Moreno went over the color wheel that showed the effects of domestic violence mentally, spiritually, emotionally and physically. 

• Mentally, a child can feel responsible for what’s happening, have difficulty concentrating in school, develop negative thoughts about themselves and believe that violence is okay. 

• Spiritually, they can feel unworthy, hopeless, confused, unmotivated and powerless. 

• Emotionally, the child can feel guilt and shame, anger, depression/anxiety, grief/loss, fear of doing wrong, fear of expressing feelings and low self-esteem.

• Physically, a child can regress to earlier stages of development, mimic the abuser’s abusive behaviors, fear for their physical safety, have inability to develop social skills, not react to pain, or experience bedwetting or nightmares. 

How Caregivers Can Provide Support

Caregivers can provide the child with verbal reassurance, telling them that these events are not their fault. “As adults, it’s our responsibility to let them know it’s not their fault,” said Keyonnie. 

Other verbal reassurance phrases include:

“I will take care of you as best as I can.”

“I love you no matter what.”

“I will help you feel as safe as possible.”

“Violence is not okay.”

What if a Child Tells You He Lives in a Violent Home?

First let the child know you believe in them and that it’s not their fault; give that reassurance, explained Goodwell. 

“Allow the child to talk about what’s worrying them, let them get it out.

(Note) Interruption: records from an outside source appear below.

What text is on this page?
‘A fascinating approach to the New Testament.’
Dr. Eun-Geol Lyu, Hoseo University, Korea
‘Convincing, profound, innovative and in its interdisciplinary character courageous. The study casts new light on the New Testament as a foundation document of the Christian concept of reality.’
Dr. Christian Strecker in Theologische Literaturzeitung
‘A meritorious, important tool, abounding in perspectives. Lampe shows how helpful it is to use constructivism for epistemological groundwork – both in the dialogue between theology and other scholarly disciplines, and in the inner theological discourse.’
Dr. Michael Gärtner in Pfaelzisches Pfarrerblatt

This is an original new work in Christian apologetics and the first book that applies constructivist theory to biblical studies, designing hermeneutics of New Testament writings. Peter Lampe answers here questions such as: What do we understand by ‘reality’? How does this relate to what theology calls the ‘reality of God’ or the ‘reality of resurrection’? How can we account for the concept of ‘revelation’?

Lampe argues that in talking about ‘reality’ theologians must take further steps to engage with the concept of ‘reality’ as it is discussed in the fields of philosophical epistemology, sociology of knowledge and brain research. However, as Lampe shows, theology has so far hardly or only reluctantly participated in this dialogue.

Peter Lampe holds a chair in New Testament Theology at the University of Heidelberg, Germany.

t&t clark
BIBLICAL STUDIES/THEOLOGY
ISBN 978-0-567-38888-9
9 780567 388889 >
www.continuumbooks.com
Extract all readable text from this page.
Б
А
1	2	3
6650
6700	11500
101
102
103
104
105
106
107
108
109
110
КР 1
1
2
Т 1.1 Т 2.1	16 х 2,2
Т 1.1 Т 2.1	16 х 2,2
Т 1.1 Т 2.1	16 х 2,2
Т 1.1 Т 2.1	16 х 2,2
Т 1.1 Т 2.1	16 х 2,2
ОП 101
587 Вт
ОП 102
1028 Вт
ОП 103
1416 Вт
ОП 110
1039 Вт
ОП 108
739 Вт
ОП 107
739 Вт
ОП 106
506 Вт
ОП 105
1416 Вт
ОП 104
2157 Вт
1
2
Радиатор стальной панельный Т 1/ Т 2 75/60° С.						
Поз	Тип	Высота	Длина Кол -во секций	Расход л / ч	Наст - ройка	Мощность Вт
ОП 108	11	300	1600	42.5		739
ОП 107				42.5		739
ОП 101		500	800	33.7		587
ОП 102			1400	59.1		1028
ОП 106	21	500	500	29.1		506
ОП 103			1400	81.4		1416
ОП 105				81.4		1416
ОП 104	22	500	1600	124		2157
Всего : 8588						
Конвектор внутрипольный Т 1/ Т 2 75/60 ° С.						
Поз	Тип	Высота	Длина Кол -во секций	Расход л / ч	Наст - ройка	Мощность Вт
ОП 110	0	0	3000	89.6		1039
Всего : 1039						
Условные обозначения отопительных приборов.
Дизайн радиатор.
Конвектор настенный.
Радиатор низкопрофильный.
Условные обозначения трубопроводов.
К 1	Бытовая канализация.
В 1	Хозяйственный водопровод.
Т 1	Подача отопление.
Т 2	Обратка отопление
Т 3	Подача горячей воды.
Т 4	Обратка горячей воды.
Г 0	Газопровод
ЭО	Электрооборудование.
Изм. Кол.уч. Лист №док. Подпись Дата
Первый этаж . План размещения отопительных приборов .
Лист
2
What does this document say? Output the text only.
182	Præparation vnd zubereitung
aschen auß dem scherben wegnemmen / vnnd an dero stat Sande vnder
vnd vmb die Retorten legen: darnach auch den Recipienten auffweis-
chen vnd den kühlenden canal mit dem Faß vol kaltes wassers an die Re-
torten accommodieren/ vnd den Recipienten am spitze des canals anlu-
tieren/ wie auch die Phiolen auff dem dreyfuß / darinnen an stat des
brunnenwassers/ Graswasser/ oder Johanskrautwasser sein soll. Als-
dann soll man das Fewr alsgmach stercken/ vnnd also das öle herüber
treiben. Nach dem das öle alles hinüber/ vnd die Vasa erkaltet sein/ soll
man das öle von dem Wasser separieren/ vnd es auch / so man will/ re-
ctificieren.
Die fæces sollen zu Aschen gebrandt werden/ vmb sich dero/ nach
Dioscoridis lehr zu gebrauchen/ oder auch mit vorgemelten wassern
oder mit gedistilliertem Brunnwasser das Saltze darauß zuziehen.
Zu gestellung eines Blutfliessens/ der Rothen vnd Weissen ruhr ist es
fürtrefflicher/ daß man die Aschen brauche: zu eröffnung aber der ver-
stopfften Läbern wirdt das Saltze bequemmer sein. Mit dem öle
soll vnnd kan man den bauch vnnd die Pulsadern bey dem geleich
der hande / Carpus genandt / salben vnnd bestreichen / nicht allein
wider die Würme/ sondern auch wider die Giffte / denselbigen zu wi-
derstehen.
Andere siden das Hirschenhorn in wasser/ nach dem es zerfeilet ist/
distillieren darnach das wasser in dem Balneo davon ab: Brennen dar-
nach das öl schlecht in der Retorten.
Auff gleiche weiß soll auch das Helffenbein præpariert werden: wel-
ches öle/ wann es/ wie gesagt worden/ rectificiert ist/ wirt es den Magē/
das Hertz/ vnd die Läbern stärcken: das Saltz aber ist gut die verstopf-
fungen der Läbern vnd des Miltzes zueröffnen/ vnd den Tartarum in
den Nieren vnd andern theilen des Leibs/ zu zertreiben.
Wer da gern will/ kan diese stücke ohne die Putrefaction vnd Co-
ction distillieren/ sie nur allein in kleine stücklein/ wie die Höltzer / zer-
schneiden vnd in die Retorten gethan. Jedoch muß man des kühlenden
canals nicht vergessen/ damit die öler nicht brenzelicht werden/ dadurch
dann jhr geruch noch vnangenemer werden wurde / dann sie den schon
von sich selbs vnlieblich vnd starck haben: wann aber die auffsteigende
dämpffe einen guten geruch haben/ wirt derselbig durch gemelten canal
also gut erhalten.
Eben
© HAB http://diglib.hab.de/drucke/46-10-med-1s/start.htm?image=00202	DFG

Help the child learn ways to deal with their feelings, help them with those healthy coping skills,” said Goodwell. “Help them create a safety plan for an emergency to get a step ahead of their concerns in their home. Help them feel good about themselves, celebrate them, and talk to them. Do what you can do to help that child out and let the child know you will give their caregiver help, to give that child a little relief.”